Дети Ноя - страница 20

стр.

Наконец она разделила тесто на четыре части и, превратив каждую в каравай, накрыла их чистым полотенцем. Прижав палец к губам, она велела нам не шуметь, дать им покой, словно то были уснувшие дети.


Вероятно, именно из-за этой истории с хлебом отец и решил составить инвентарный список всех наших запасов. Да-да, именно инвентарный список, так он выразился; тут же встал и распахнул дверцы стенного шкафа, потом зашел в кладовку за кухней и принес оттуда весы. Придвинув поближе лампы, он порылся в ящике, достал тетрадь, линейку, ручку. Затем распределил обязанности: Ма будет вынимать продукты из шкафа, Ноэми — переносить их на стол, а я взвешиваю все, что можно взвесить. Тут же все встали по местам, даже кот, который, пристроившись на уголке стола, с большим интересом наблюдал за происходящим. Для меня и Ноэми это была почти игра. Мы даже забыли сцепиться но поводу того, кто чем займется. Идеальное согласие! Моя сестрица — сплошная улыбка, я сам — сплошная снисходительность, даже когда она наступает мне на ноги или рассыпает фасоль.

Па усаживается за стол, вздевает свои железные очочки на кончик носа и разлиновывает бумагу, а кончив, смотрит на нас поверх стекол.

— Ну-с, — говорит он, — вперед, в атаку! И соблюдать порядок! Никакой суматохи!

Порядок… этого он требует в первую очередь, особенно при таких обстоятельствах, когда легче легкого впасть в уныние и начать хныкать. Стоит ему почувствовать малейшие признаки беспокойства, которое из-за любого пустяка может перерасти в панику, как он тут же вмешивается, рассчитывает, организует. В общем-то, эта самая инвентаризация совершенно бесполезна — мой отец и без нее хорошо знает размеры наших запасов, и то, что он выразит их в цифрах, отнюдь не поможет им увеличиться. Но цифры — так же как и слова — успокаивают. А он именно этого и добивается: успокоить нас и, без сомнения, себя самого.

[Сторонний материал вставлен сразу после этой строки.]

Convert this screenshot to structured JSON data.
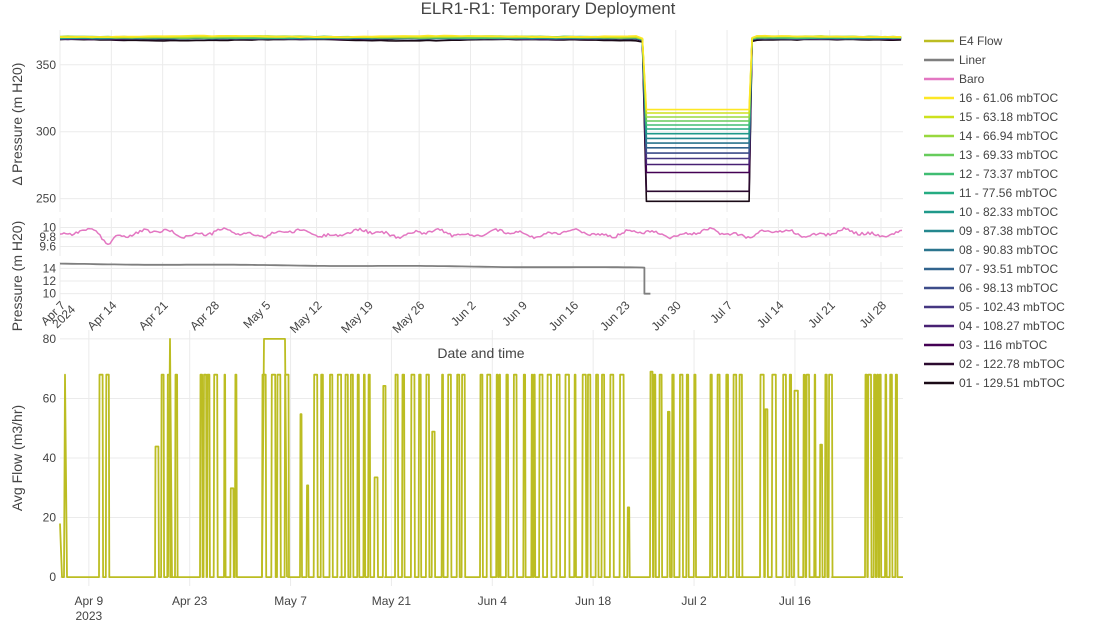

Итак, он усаживается, четко разграфляет тетрадку вдоль, потом поперек, на клеточки. Когда все готово, он начинает вписывать; в первую клеточку названия продуктов, во вторую их количество, в третью, самую широкую, он собирается заносить данные о том, сколько и чего мы потребили. Все это он нам попутно разъясняет, он хочет, чтобы всем все было ясно.

Опершись на локоть, он аккуратно пишет. Иногда он поднимает голову и бросает: «Хорошо! Очень хорошо!» — это когда количество продуктов превосходит его ожидания. Наверное, временами бывают и неприятные сюрпризы, но в этом случае он мудро воздерживается от замечаний и не выказывает своего разочарования.

— Ну что ж, прекрасно, — говорит он, — еды у нас хватит на целый полк!

В камине устало сникает пламя, кот задремал на краешке стола. Ноэми все чаще зевает и трет кулаками глаза. Ма подходит к сундуку, на котором отдыхают караваи, трогает их кончиком пальца и объявляет, что все идет хорошо, завтра у нас будет хлеб на целую неделю. Пьет девять часов, но Па не сдается: он твердо решил закончить начатое. А запасы в погребе и на чердаке мы перепишем завтра.

Наконец все внесено в список, оприходовано, и Па захлопывает свою инвентарную тетрадь. Потом он, как и каждый вечер, вычеркивает прошедший день в календаре, заводит свои и стенные часы. И все это с видом человека, прекрасно знающего, что и зачем он делает. Но нам еще нужно проведать животных. Из хлева уже доносится нетерпеливое блеянье козы.

Нынче вечером, пока я доил Зою, я несколько раз чуть не заснул сидя. Я пытался думать о Катрин, чтобы разогнать сон, но вдруг ловил себя на том, что никак не могу вспомнить ее лицо, оно неясно маячило передо мной в каком-то тумане. Я клевал носом, потом просыпался от внезапного толчка. Один раз я чуть не опрокинул ведро.

— Эй, Симон, что-то ты закопался, — окликнул меня отец, — Ну-ка встряхнись, кончай быстрее! Нам это молоко еще как пригодится!

Когда мы закончили. Па наполнил кормушки, а я отнес ведра с молоком в холодный чулан.

И только когда мы вернулись в столовую, отец наконец сказал:

— Теперь можешь идти спать. Ты славно потрудился, молодец!

Он ласково потрепал меня по плечу, потом нагнулся к очагу и прикрыл угли золой.